The risk from occupational exposure compounds with smoking. A person who both smokes and works around asbestos, for example, faces a dramatically higher risk than either exposure alone would produce. If you work in an industry where airborne carcinogens are present, using recommended respiratory protection matters significantly.
Genetics and Family History
Some people carry inherited mutations that weaken their body’s ability to repair DNA damage, making them more vulnerable to cancer from any source. A study from the National Cancer Institute examined patients with small cell lung cancer and found hereditary mutations known to increase cancer risk in about 10% of them. These mutations disrupted DNA repair genes, including BRCA1, BRCA2, and RAD51D, genes more commonly associated with breast and ovarian cancer but clearly relevant to lung cancer as well.

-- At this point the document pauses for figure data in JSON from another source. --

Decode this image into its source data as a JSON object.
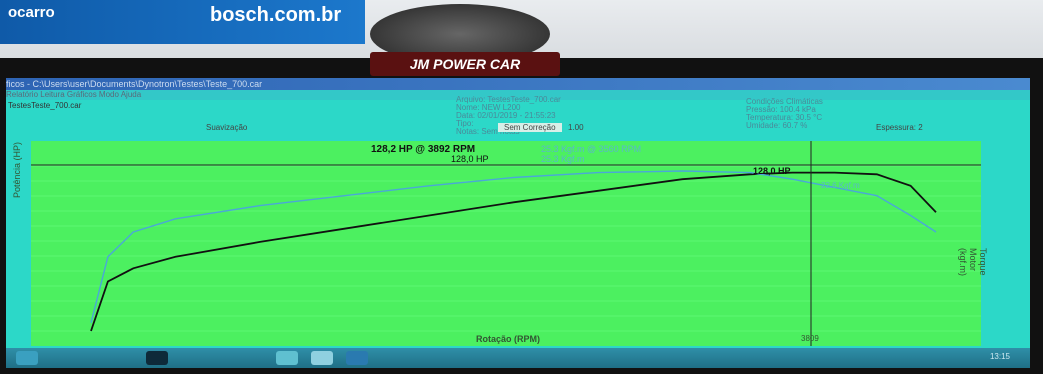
{
  "photo": {
    "banner_left": "ocarro",
    "banner_right": "bosch.com.br",
    "logo": "JM POWER CAR"
  },
  "app": {
    "title": "ficos - C:\\Users\\user\\Documents\\Dynotron\\Testes\\Teste_700.car",
    "menu": "Relatório  Leitura  Gráficos  Modo  Ajuda",
    "doc_name": "TestesTeste_700.car",
    "suavizacao": "Suavização",
    "correcao": "Sem Correção",
    "correcao_value": "1.00",
    "espessura": "Espessura: 2",
    "file_info": {
      "arquivo": "Arquivo: TestesTeste_700.car",
      "nome": "Nome:   NEW L200",
      "data": "Data:   02/01/2019 - 21:55:23",
      "tipo": "Tipo:",
      "notas": "Notas:   Sem notas"
    },
    "conditions": {
      "title": "Condições Climáticas",
      "pressao": "Pressão:   100.4  kPa",
      "temperatura": "Temperatura:  30.5  °C",
      "umidade": "Umidade:   60.7  %"
    }
  },
  "chart": {
    "peak_label": "128,2 HP @ 3892 RPM",
    "legend_hp": "128,0 HP",
    "legend_torque_a": "25.3 Kgf.m @ 3560 RPM",
    "legend_torque_b": "25.3 Kgf.m",
    "cursor_label": "128,0 HP",
    "torque_label": "22.6 Kgf.m",
    "ylabel": "Potência (HP)",
    "ylabel_right": "Torque Motor (kgf.m)",
    "xlabel": "Rotação (RPM)",
    "cursor_x": "3809",
    "colors": {
      "power": "#111111",
      "torque": "#4aa8d8",
      "plot_bg": "#4cf060"
    }
  },
  "chart_data": {
    "type": "line",
    "xlabel": "Rotação (RPM)",
    "ylabel": "Potência (HP)",
    "xlim": [
      0,
      1
    ],
    "ylim": [
      0,
      1
    ],
    "series": [
      {
        "name": "128,0 HP",
        "x": [
          0.0,
          0.02,
          0.05,
          0.1,
          0.2,
          0.3,
          0.4,
          0.5,
          0.6,
          0.7,
          0.78,
          0.83,
          0.88,
          0.93,
          0.97,
          1.0
        ],
        "y": [
          0.0,
          0.3,
          0.38,
          0.45,
          0.54,
          0.62,
          0.7,
          0.78,
          0.85,
          0.92,
          0.95,
          0.96,
          0.96,
          0.95,
          0.88,
          0.72
        ]
      },
      {
        "name": "25.3 Kgf.m",
        "x": [
          0.0,
          0.02,
          0.05,
          0.1,
          0.2,
          0.3,
          0.4,
          0.5,
          0.6,
          0.7,
          0.78,
          0.83,
          0.88,
          0.93,
          0.97,
          1.0
        ],
        "y": [
          0.05,
          0.45,
          0.6,
          0.68,
          0.76,
          0.82,
          0.88,
          0.93,
          0.96,
          0.97,
          0.96,
          0.92,
          0.87,
          0.82,
          0.7,
          0.6
        ]
      }
    ]
  },
  "taskbar": {
    "clock": "13:15"
  }
}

Having a first-degree relative (parent or sibling) with lung cancer increases your own risk regardless of whether you smoke. This doesn’t mean lung cancer is inevitable if it runs in your family, but it does mean your cells may be less equipped to handle the DNA damage that everyone accumulates over a lifetime.
E-Cigarettes and Vaping
The honest answer here is that scientists don’t yet have enough long-term data to know whether vaping causes lung cancer. E-cigarette aerosol contains lower levels of carcinogens than cigarette smoke, and no significant increase in lung cancer has been found so far among people who vape but never smoked traditional cigarettes. However, lab studies have found substantial evidence that e-cigarette exposure causes oxidative stress, DNA damage, and tumor growth at the cellular level. The National Academies of Science, Engineering, and Medicine concluded that it hasn’t been determined whether the level of exposure from vaping is high enough to trigger actual cancer development. The biomarker evidence suggests the risk falls somewhere between that of a non-user and a traditional smoker.
How Quitting Changes Your Risk
If you currently smoke, quitting is the single most effective thing you can do. Within 10 years of quitting, your risk of dying from lung cancer drops to about half that of someone who continues to smoke. The risk continues to decline with each additional smoke-free year, though it never fully returns to the level of someone who never smoked. The earlier you quit, the greater the benefit, but quitting at any age reduces risk.
Who Should Get Screened
The U.S. Preventive Services Task Force recommends annual lung cancer screening with a low-dose CT scan for adults aged 50 to 80 who have a 20 pack-year smoking history (one pack a day for 20 years, or equivalent) and either currently smoke or quit within the past 15 years. Screening stops once you’ve been smoke-free for 15 years. Low-dose CT can catch lung cancer at earlier, more treatable stages, which is why these guidelines exist for people at highest risk.
If you’ve never smoked but have other risk factors, like significant radon exposure, a strong family history, or years of occupational exposure to carcinogens, discuss screening with your doctor. The standard guidelines are built around smoking history, but individual circumstances sometimes warrant earlier attention.